Dass Apple bei der Wahl seiner (Mac App Store-)App der Jahres manchmal deutlich daneben liegt, haben sie erst kürzlich mit Wunderlist mehr als bewiesen.

Für iOS kann ich entsprechende Wahl aber weitestgehend nachempfinden. Einer der Kandidaten ist nämlich Fantastical 2, das auch in meinem ausführlichen Review sehr gut bewertet wurde.

Und apropos Review:
Seit diesem sind zwei neue Updates veröffentlicht worden.
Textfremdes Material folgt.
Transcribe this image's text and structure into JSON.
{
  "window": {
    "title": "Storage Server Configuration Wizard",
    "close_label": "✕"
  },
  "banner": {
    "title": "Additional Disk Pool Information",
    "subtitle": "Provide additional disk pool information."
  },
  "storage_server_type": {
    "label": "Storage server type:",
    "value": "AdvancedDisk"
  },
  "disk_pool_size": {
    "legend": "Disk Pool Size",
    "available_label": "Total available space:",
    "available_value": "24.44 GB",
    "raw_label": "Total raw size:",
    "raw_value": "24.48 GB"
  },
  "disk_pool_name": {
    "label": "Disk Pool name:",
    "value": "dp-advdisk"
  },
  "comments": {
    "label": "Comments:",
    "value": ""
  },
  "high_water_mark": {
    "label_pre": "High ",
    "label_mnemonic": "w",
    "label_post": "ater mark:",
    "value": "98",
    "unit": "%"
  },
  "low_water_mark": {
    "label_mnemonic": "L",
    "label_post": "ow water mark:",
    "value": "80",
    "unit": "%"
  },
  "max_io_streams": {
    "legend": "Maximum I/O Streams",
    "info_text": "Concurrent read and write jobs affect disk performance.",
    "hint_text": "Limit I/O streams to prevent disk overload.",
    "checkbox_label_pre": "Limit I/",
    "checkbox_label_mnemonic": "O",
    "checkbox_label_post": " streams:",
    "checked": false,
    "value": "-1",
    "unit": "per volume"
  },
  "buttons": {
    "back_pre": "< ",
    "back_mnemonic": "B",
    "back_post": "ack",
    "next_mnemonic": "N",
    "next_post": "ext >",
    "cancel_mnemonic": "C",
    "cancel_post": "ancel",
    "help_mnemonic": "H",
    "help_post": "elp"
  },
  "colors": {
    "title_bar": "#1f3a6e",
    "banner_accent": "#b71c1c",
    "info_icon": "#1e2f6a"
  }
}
Neben einigen Bugfixes wird nun auch TextExpander ab Version 2.3 unterstützt und Waze als zusätzliche Kartenoption angeboten.

VERLOSUNG

Entwickler Flexibits Inc. hat aptgetupdateDE für ein Gewinnspiel zwei Promo Codes von Fantastical 2 zur Verfügung gestellt.

Die Auslosung findet kommenden Sonntag, den 22.12.2013, statt. Viel Glück!

Wer Fantastical 2 lieber direkt kaufen, anstatt gewinnen möchte, ist aktuell mit 3,99 Euro dabei. Zur Installation wird iOS 7 minimal vorausgesetzt.

Bitte daran denken, dass sich unsere Feed-Adressen geändert haben.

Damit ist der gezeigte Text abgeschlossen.